Georgia Tech was a solid producer of draftable talent from 2004-10, but Tech has had only two players selected in the '11 and '12 drafts, and none in April. Not so coincidentally, the talent left behind when Chan Gailey was fired as coach basically was gone after 2010, so the recent talent drain can be blamed on coach Paul Johnson.
Tech hasn't necessarily suffered on the field -- the Yellow Jackets are 40-26 since Johnson took over before the 2008 season -- but his triple-option offense is a tough sell to a lot of high-caliber skill-position high school players. In addition, Tech has lost 19 games in the past three seasons.
The best NFL prospects on this season's team are defenders, and that defense has a chance to be sturdy. If new QB Vad Lee comes through, Tech could be an eight-win team and be a darkhorse contender for the ACC Coastal Division crown.
Top senior prospects
DE Jeremiah Attaochu: Attaochu (6-foot-3, 240 pounds) was third in the ACC with 10 sacks last season, and he has 19 in his career. This will be his first season at defensive end. He had been an outside linebacker and his lack of bulk is worrisome when it comes to holding up against the run. He probably is best suited to be an outside linebacker in a 3-4 base defense at the next level because of his pass-rushing skills. Attaochu, who was born in Nigeria and went to high school in Washington, D.C., has good speed and can go sideline-to-sideline.
SS Isaiah Johnson: He is entering his third season as a starter. Johnson (6-2, 208) led Tech with 87 tackles last season, and he puts his size to good use against the run. He is physical, a solid tackler and can run. Johnson's coverage skills are questionable (five picks and five pass breakups in his career), but he has good instincts and can deliver a blow. He missed spring practice with what Tech termed a "lower-extremity injury."
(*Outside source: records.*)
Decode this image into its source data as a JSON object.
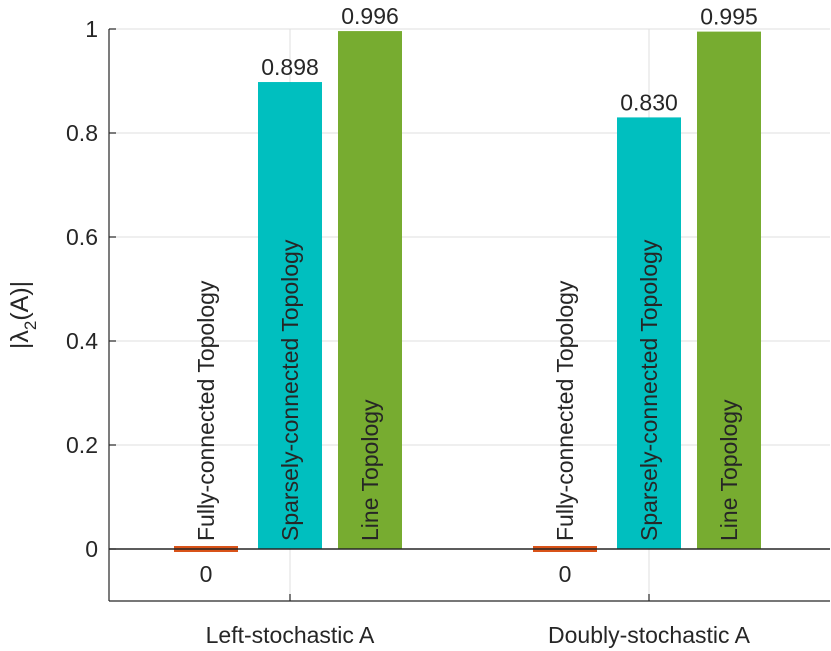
{
  "chart_data": {
    "type": "bar",
    "categories": [
      "Left-stochastic A",
      "Doubly-stochastic A"
    ],
    "series": [
      {
        "name": "Fully-connected Topology",
        "values": [
          0,
          0
        ],
        "labels": [
          "0",
          "0"
        ]
      },
      {
        "name": "Sparsely-connected Topology",
        "values": [
          0.898,
          0.83
        ],
        "labels": [
          "0.898",
          "0.830"
        ]
      },
      {
        "name": "Line Topology",
        "values": [
          0.996,
          0.995
        ],
        "labels": [
          "0.996",
          "0.995"
        ]
      }
    ],
    "colors": [
      "#d95319",
      "#00bfbf",
      "#77ac30"
    ],
    "title": "",
    "xlabel": "",
    "ylabel_main": "|λ",
    "ylabel_sub": "2",
    "ylabel_tail": "(A)|",
    "ylim": [
      -0.1,
      1
    ],
    "yticks": [
      0,
      0.2,
      0.4,
      0.6,
      0.8,
      1
    ],
    "ytick_labels": [
      "0",
      "0.2",
      "0.4",
      "0.6",
      "0.8",
      "1"
    ],
    "grid": true
  }
}
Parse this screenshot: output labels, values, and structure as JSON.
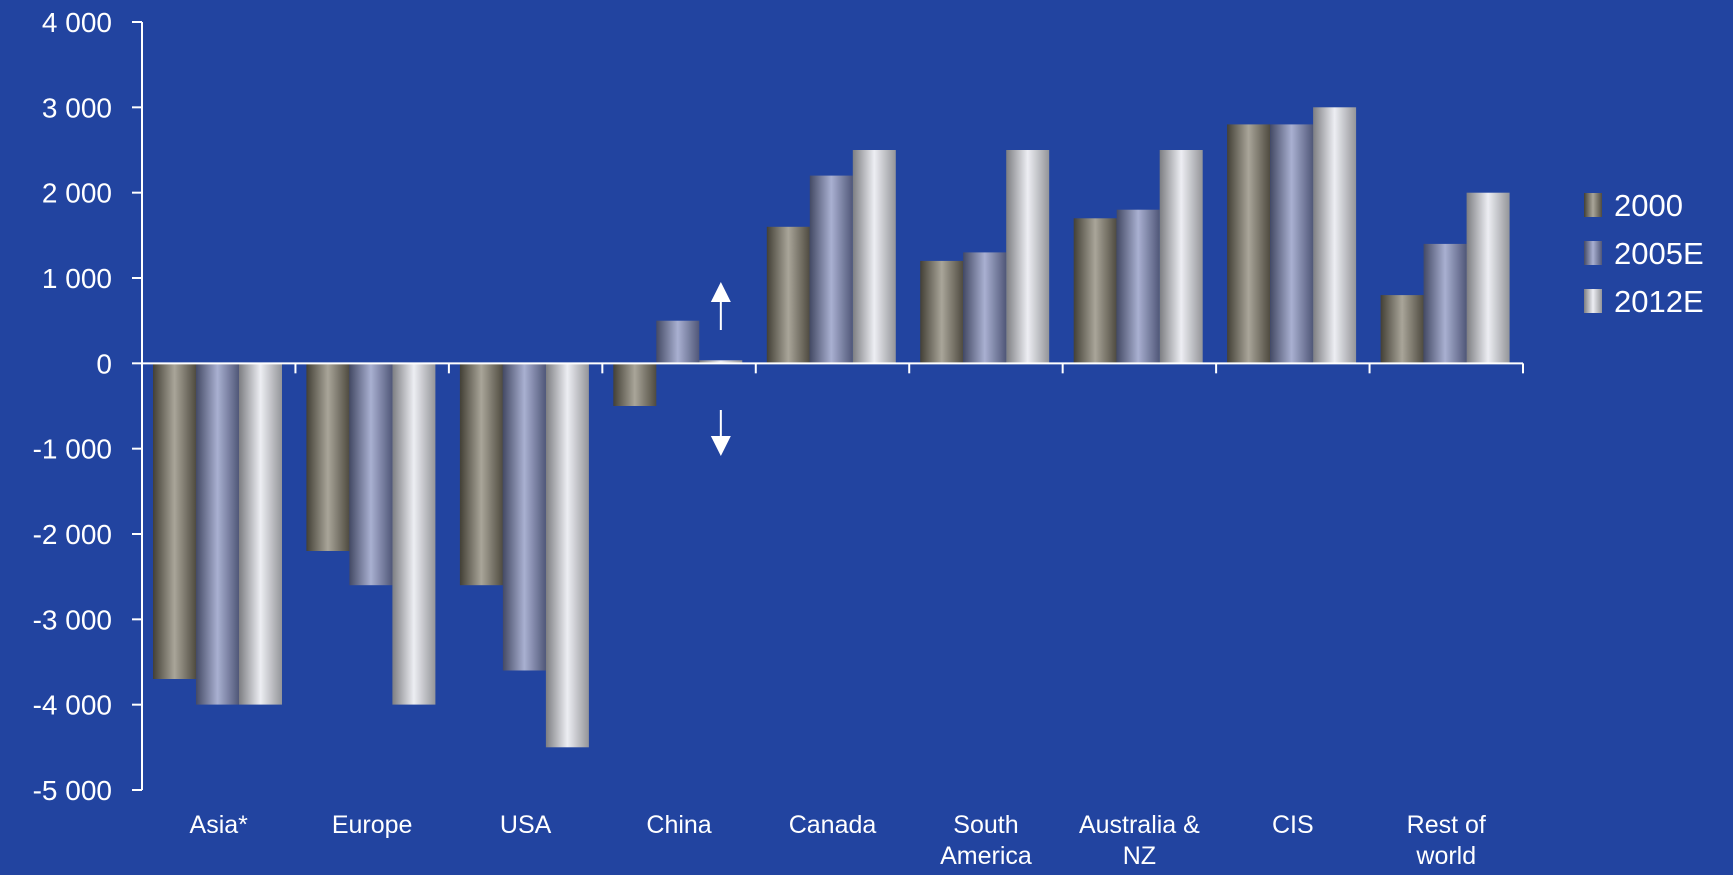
{
  "chart_data": {
    "type": "bar",
    "title": "",
    "xlabel": "",
    "ylabel": "",
    "ylim": [
      -5000,
      4000
    ],
    "yticks": [
      4000,
      3000,
      2000,
      1000,
      0,
      -1000,
      -2000,
      -3000,
      -4000,
      -5000
    ],
    "ytick_labels": [
      "4 000",
      "3 000",
      "2 000",
      "1 000",
      "0",
      "-1 000",
      "-2 000",
      "-3 000",
      "-4 000",
      "-5 000"
    ],
    "categories": [
      "Asia*",
      "Europe",
      "USA",
      "China",
      "Canada",
      "South America",
      "Australia & NZ",
      "CIS",
      "Rest of world"
    ],
    "category_lines": [
      [
        "Asia*"
      ],
      [
        "Europe"
      ],
      [
        "USA"
      ],
      [
        "China"
      ],
      [
        "Canada"
      ],
      [
        "South",
        "America"
      ],
      [
        "Australia &",
        "NZ"
      ],
      [
        "CIS"
      ],
      [
        "Rest of",
        "world"
      ]
    ],
    "series": [
      {
        "name": "2000",
        "values": [
          -3700,
          -2200,
          -2600,
          -500,
          1600,
          1200,
          1700,
          2800,
          800
        ]
      },
      {
        "name": "2005E",
        "values": [
          -4000,
          -2600,
          -3600,
          500,
          2200,
          1300,
          1800,
          2800,
          1400
        ]
      },
      {
        "name": "2012E",
        "values": [
          -4000,
          -4000,
          -4500,
          0,
          2500,
          2500,
          2500,
          3000,
          2000
        ]
      }
    ],
    "legend": {
      "position": "right",
      "entries": [
        "2000",
        "2005E",
        "2012E"
      ]
    },
    "grid": false,
    "annotations": [
      {
        "type": "up-arrow",
        "category": "China"
      },
      {
        "type": "down-arrow",
        "category": "China"
      }
    ],
    "colors": {
      "background": "#2244a0",
      "axis": "#ffffff",
      "series": [
        "#7a7462",
        "#7b86b8",
        "#e4e5ec"
      ]
    }
  }
}
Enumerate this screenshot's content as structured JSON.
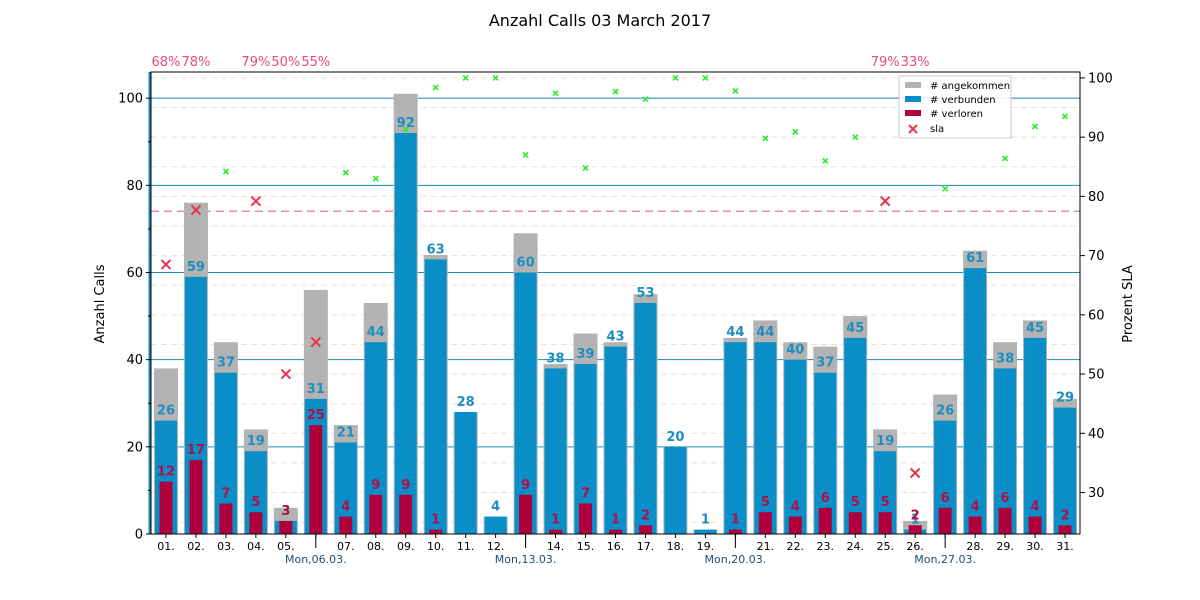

CB Jemea Thomas: Thomas (5-10, 195) is moving to corner from free safety, where he started all 14 games last season. He has good speed, but his coverage skills will be put to the test this fall. He covered a lot of ground at safety, and there's a chance he could move back there at the next level. He was second on the team with 86 tackles last season, and he added four picks and six pass breakups.
LB Brandon Watts: Watts (6-2, 238) will start at outside linebacker in Tech's new 4-3 scheme, but he also has the ability to play inside. He is a good athlete with good speed, but consistency has been an issue. As athletic as he is, he hasn't made a huge impact. Watts will be starting for the second season in a row. He missed spring practice with an undisclosed injury.
CB Louis Young: Young (6-1, 196) has good size and speed (a legitimate 4.4 in the 40), but he also has been plagued by inconsistency throughout his career. He will be a three-year starter, but despite all his physical gifts he has only two picks and seven pass breakups. Young has no problems being physical, but he is a sloppy tackler who too often goes for the big hit instead of wrapping up. He is one of three senior starters in the secondary. He is the most talented on paper, but he also has done the least of the trio on the field.
ILB Jabari Hunt-Days: He should thrive in the new 4-3 scheme, as he is made to play middle linebacker. Hunt-Days (6-3, 252) started all 14 games as a redshirt freshman last season and finished third on the team with 84 tackles. While he is best against the run, where he can put his physical nature to good use, he showed average coverage skills last season and had four pass breakups. Becoming a better-rounded 'backer should be his focus this season, but he definitely has all-league potential. He missed spring drills with an undisclosed injury.
WR Darren Waller: Waller is a junior with only eight career catches. He has intriguing size (6-5, 228), though, and can cover a lot of ground with his long strides. Tech should be better throwing the ball this season, and Waller definitely has the potential for a 40-catch season. Then again, given the vagaries of the triple-option offense, he could end up with eight receptions again. As you would expect from a wide receiver in a triple-option offense, Waller is a good blocker.
Three must-see games of 2013
Oct. 5 at Miami: Attaochu will be going against some touted offensive tackles as he tries to get to Miami QB Stephen Morris. Miami RB Duke Johnson can be tough to tackle, putting the onus on Hunt-Days and Watts to play steady football. And Johnson, Thomas and Young will face a deep, talented receiving corps.
Nov. 14 at Clemson: The Tigers should have the best passing attack in the ACC. Can Attaochu make things tough for Clemson QB Tajh Boyd? And can Tech's secondary handle Tigers WR Sammy Watkins?
Nov. 30 vs. Georgia: The Bulldogs have owned this rivalry of late, winning 11 of the past 12. Hunt-Days and Watts will be going against perhaps the nation's best tailback duo in Todd Gurley and Keith Marshall. Attaochu could find it tough sledding to get to Bulldogs QB Aaron Murray, who will test Tech's veteran secondary.